Understandably, Pafuri Camp will now always have a special place in my heart. But then, it is set in such a unique part of South Africa, that it’s easy for it to find a space in most people’s hearts, pangolin or no pangolin.
RETURNAFRICA specialises in walking safaris and they offer a number of options ranging in duration from a few hours to several days out in the bush. You have a choice of roughing it in a sleeping bag under the stars; coming back to the comfort of tents and bucket showers at their walking camp; or even just opting for short walks from the luxury of the main camp – for those who want to experience the bush on foot but don’t want to forgo the comforts of G&TS and three-course meals to do it. Tree Fever If you are one of the latter types, and only do one walk while you are here, opt for the Fever Tree Forest. With its elegant, straight trunk and its distinctive top-totoe dusting of bright yellow powder, the fever tree is easily one of Southern Africa’s most beautiful trees. So you can just imagine the effect of massing thousands of them in a swathe of forest that runs for kilometres – it is utterly breathtaking. It is a photographer’s paradise, especially as its moods change throughout the day, and because it is frequented by a host of game, from herds of eland and zebra to baboons and buffalo. Nearby Reedbuck Vlei forms part of the Makuleki Wetlands, an important Ramsar site for migrating water birds. On a good day, you could see hundreds of yellow-billed storks here, as well as spoonbills, various types of geese, herons, and even pelicans. The Baobabs Are Watching As well as its fever trees, this far northern corner of the country is also well-known for its baobabs. You’ll virtually trip over them as you explore the concession, with each one seeming to dwarf the one before it. None, however, even come close to the Big Baobab of Pafuri – a spectacular behemoth of a tree that has been watching over this landscape for hundreds, if not thousands of years. It would have watched over this land when few, if any, humans walked it; it would have witnessed great floods and droughts; and it would have cast a wary eye over the shenanigans of the poachers and outlaws who encamped up here in the early 20th century to evade the long arm of the law.

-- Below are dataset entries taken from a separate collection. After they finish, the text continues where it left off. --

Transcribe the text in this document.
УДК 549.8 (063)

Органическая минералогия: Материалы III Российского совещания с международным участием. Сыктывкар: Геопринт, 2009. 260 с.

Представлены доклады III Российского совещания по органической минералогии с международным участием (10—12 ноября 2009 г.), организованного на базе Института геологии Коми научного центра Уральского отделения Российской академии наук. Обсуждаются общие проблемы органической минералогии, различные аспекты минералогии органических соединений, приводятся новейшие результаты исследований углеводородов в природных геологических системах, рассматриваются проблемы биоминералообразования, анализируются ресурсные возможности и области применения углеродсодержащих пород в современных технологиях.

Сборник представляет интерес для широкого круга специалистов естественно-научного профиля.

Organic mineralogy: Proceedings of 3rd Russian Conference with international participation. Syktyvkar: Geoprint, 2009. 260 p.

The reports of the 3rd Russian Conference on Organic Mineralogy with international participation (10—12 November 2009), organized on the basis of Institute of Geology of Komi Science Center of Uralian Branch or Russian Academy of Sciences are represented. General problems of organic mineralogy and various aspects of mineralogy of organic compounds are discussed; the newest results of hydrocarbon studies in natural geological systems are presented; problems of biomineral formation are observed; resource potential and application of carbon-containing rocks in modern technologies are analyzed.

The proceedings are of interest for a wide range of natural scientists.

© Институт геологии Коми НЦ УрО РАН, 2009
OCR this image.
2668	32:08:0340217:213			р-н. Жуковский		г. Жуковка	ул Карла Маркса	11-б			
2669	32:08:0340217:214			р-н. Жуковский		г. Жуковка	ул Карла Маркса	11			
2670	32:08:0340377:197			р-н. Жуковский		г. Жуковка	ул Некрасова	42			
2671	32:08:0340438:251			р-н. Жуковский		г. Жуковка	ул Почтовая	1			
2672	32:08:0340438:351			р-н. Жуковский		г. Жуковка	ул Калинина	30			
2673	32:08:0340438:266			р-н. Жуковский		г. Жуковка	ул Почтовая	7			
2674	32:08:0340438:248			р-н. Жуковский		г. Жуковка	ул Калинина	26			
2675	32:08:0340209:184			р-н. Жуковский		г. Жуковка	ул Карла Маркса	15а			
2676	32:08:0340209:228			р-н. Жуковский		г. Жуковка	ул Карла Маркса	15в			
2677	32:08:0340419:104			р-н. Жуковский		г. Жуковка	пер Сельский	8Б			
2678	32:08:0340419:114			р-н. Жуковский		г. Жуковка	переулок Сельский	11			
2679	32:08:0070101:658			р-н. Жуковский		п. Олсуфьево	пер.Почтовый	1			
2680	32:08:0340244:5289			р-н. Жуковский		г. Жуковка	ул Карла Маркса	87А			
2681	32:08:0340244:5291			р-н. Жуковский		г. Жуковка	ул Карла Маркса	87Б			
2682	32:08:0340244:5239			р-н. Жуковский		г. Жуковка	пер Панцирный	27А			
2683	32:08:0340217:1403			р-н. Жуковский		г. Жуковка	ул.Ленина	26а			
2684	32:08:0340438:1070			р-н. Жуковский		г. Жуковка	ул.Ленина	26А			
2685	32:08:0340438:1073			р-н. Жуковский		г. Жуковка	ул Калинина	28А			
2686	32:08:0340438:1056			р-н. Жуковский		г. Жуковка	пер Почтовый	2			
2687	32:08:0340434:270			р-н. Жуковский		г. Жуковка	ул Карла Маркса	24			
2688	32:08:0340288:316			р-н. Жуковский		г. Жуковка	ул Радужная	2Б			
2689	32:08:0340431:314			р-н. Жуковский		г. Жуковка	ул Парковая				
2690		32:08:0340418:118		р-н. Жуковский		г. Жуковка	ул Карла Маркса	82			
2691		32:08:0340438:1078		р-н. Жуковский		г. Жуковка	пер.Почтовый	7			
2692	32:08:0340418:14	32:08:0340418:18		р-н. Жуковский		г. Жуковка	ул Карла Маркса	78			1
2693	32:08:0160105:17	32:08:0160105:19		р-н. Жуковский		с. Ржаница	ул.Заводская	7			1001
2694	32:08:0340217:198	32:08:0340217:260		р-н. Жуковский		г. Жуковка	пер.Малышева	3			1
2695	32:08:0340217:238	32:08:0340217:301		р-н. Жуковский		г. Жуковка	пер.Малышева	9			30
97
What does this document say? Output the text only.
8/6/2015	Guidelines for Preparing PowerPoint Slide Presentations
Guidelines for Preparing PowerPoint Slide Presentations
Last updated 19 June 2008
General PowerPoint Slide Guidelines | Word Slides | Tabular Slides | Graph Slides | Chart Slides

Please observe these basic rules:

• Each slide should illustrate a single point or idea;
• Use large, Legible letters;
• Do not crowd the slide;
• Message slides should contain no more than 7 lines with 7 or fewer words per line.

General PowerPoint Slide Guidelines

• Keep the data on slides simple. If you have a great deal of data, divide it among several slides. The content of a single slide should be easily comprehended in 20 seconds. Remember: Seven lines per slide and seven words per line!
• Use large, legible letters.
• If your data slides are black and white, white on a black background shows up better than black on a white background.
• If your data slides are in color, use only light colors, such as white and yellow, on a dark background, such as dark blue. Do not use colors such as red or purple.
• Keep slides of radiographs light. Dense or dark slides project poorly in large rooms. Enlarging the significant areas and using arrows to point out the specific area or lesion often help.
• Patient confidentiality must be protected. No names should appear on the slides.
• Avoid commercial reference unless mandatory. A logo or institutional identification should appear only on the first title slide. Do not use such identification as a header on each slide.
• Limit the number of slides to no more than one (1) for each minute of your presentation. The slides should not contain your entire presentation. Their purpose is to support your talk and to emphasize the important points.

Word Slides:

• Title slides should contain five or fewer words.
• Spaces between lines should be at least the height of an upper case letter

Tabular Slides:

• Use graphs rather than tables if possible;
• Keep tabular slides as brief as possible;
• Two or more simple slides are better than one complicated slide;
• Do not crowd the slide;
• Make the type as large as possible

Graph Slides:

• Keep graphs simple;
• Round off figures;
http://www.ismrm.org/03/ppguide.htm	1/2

Most famous among these outlaws was Bvekenya (“the man who swaggers” in Shangaan), a notoriously successful elephant hunter who favoured this part of the country due to the confluence of the borders of three countries – South Africa, Mozambique, and Zimbabwe – where the Limpopo and Luvuvhu Rivers meet. It made border-hopping all the easier, from whichever country’s lawmen were on their way, into either of the other two whose lawmen weren’t. Little wonder that this border intersection is known – even today – as Crook’s Corner.
These days, the giant baobab mainly watches over tourists and animals, including a whisper of moths who rise up in a wonderful flurry of orange wings when you wander past.
To feel a little bit like what it must be like to be a giant baobab, it’s worth having an evening sundowner stop at Lanner Gorge. The gorge is a spectacular monument to the power of nature, as the Luvuvhu River has carved out its steep sides (in some places as high as 150 m) over millennia. Dinosaur fossils have even been found here.
Standing atop a rocky outcrop, glass of wine in hand, looking down into the gorge, everything seems small and dwarf-like and for a brief moment, you feel a little like an ancient baobab. Of all the places you could root yourself to spend the next few hundred years, I doubt there are many more spectacular than Pafuri – for trees and humans alike.